Sami Baha is a young producer from Istanbul, with his roots in the Turkish Hiphop scene, who has been stealthily pricking up ears with guest spots on Rinse FM and NTS since he moved to London last year.
He started this EP ‘Mavericks’ while he was in Istanbul, saying "the music I produced became more chaotic as Istanbul became a harsher place both politically and economically. I didn't really design it that way, but I feel like the sound got more aggressive over the years".
He describes his music as ‘instrumental trap‘, but instead of trap vocals there are complex arrangements, although he has started to work with vocalists while he’s been in the UK.

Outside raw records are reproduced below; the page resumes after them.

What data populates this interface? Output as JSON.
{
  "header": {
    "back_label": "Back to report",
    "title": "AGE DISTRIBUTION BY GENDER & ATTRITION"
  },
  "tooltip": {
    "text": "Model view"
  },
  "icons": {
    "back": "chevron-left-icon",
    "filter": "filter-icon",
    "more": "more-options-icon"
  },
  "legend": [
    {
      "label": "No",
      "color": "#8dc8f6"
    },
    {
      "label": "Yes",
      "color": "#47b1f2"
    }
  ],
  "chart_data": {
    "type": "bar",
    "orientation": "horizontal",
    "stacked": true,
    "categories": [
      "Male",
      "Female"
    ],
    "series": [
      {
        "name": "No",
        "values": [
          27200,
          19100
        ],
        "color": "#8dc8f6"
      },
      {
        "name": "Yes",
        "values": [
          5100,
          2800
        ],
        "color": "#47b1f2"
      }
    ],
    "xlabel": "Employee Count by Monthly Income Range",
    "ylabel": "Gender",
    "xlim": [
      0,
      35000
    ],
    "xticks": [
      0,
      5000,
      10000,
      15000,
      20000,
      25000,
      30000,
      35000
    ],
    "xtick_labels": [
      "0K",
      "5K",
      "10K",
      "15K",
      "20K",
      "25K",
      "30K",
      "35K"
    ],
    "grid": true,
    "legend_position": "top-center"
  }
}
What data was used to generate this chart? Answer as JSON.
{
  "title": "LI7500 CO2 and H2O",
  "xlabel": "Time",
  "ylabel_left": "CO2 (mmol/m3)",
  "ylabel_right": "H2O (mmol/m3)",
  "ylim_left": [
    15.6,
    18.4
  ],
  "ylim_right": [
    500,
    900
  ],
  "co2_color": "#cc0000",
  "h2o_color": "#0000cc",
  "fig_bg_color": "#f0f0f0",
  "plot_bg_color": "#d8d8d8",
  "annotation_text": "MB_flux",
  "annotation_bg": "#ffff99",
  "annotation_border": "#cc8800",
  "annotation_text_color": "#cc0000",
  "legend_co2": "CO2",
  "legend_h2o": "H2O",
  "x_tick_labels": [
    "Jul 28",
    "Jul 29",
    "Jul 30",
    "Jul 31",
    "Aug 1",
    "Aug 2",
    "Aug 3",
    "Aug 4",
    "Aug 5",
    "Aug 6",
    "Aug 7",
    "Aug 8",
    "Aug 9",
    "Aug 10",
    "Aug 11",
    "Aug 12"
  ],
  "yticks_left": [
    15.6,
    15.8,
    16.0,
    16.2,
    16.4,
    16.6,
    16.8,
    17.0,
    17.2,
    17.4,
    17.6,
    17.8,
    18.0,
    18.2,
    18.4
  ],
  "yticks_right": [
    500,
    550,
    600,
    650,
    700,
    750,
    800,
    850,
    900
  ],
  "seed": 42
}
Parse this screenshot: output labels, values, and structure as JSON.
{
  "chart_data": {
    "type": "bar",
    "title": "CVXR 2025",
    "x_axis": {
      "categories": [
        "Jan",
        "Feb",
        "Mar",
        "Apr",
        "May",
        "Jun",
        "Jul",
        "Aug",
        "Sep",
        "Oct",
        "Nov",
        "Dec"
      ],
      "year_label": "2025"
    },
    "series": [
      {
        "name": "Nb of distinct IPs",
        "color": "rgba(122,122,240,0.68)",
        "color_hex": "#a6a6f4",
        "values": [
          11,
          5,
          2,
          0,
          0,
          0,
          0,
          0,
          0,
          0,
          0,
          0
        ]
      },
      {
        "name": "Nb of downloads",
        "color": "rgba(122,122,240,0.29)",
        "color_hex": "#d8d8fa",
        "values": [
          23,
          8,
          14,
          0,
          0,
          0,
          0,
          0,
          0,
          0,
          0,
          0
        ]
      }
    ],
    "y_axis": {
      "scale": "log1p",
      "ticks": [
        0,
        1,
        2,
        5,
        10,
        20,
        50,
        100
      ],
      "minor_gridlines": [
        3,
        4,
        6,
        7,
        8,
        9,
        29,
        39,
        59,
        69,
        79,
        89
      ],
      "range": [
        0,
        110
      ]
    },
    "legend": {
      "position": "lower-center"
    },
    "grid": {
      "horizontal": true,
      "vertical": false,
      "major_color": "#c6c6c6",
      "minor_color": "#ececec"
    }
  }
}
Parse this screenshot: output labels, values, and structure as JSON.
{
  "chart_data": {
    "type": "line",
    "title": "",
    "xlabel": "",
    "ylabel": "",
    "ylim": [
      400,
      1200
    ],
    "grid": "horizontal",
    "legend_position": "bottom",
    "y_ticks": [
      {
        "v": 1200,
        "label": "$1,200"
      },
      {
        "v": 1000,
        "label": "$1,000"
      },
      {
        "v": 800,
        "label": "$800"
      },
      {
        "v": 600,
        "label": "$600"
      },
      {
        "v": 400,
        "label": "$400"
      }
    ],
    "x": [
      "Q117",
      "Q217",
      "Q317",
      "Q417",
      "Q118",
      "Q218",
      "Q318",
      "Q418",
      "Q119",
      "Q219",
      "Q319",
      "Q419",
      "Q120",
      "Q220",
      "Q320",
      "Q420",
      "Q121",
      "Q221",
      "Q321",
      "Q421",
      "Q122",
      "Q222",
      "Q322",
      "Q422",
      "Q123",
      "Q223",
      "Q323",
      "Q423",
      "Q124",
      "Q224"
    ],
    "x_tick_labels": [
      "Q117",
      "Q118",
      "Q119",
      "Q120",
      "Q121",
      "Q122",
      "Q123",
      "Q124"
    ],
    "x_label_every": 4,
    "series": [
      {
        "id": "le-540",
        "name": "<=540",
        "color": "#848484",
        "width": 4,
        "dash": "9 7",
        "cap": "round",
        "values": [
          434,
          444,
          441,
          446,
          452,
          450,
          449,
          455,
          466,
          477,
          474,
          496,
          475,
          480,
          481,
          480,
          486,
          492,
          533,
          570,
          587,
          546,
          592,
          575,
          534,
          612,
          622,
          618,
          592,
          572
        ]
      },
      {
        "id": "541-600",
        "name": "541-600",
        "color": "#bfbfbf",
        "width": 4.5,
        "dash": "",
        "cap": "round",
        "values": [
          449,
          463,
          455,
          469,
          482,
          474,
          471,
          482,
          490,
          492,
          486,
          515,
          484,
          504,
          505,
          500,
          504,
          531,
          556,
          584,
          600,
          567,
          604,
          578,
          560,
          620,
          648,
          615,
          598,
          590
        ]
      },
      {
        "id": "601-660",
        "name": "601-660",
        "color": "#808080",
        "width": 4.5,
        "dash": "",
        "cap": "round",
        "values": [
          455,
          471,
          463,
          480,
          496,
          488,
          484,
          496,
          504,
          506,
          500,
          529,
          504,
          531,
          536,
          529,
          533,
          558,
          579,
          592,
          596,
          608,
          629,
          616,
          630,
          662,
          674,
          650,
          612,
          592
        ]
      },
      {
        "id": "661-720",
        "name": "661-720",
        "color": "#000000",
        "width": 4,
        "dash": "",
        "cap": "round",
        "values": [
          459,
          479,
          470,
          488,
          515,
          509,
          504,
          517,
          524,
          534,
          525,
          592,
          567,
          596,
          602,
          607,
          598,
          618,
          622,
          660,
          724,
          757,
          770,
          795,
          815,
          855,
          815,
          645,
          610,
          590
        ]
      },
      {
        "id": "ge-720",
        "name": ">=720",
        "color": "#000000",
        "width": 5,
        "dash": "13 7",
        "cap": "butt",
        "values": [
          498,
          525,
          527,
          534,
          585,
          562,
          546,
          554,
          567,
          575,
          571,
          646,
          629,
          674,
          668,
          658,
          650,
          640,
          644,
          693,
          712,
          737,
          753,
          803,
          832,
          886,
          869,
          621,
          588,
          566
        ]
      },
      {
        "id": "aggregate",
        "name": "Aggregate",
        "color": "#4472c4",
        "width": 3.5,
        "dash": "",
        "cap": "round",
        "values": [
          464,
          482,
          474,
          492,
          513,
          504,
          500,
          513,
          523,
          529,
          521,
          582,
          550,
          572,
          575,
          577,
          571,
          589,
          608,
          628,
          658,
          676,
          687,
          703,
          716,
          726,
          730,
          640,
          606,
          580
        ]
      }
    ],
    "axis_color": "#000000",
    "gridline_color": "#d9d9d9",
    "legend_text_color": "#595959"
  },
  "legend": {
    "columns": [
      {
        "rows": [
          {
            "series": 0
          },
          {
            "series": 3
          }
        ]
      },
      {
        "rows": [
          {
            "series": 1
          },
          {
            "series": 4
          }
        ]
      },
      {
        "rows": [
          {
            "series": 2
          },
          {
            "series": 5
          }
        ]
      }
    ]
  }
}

He says of his sound; "I grew up when the Arabic style of Turkish music known as Arabesk was at the centre stage of Turkish culture, so I was listening to popular Turkish performers Ibrahim Tatlises and Muslum Gurses alongside trap originators DJ Screw and the Atlanta scene. I know people don't hear the orient instruments and rhythms in my music, but I like to think of my music as arabesk-trap, as I feel like the Arabesk and trap crossover is where they come from and in their feel."
‘Mavericks’ EP is a deconstructed and beautifully crafted take on the trap sound, using a dramatic sense of space and melody that gives the EP an epic feel plus an attention to sonic detail that makes tracks move like they’re alive, avoiding all clichés. ‘Mavericks One’ opens with a lush repetitive string melody, dropping into tense atmosphere; ‘Still’ uses the space between notes, unusual configurations of tuning and tone draw the track apart and let every note shimmer in dark space. The steel pan melody and spiralling snares of ‘Dough’, manage to remind of vintage Black Dog, rolling out emotively over bass and drums. ‘Tozko Paran’ is trap re-imagined as a delicate cyborg waltz and ‘Cataphract’ featuring Kuedo, runs a twisting, turning melody over unsettling chords, dubby drums and a bumpy ride bass that pumps like a fearful heart. The EP finishes with ‘Chunk’, its glassy plodding melody rattling out over a desolate atmosphere and slowed down fight-game phrases. An astonishing debut from a name you’ll hear much more of this year.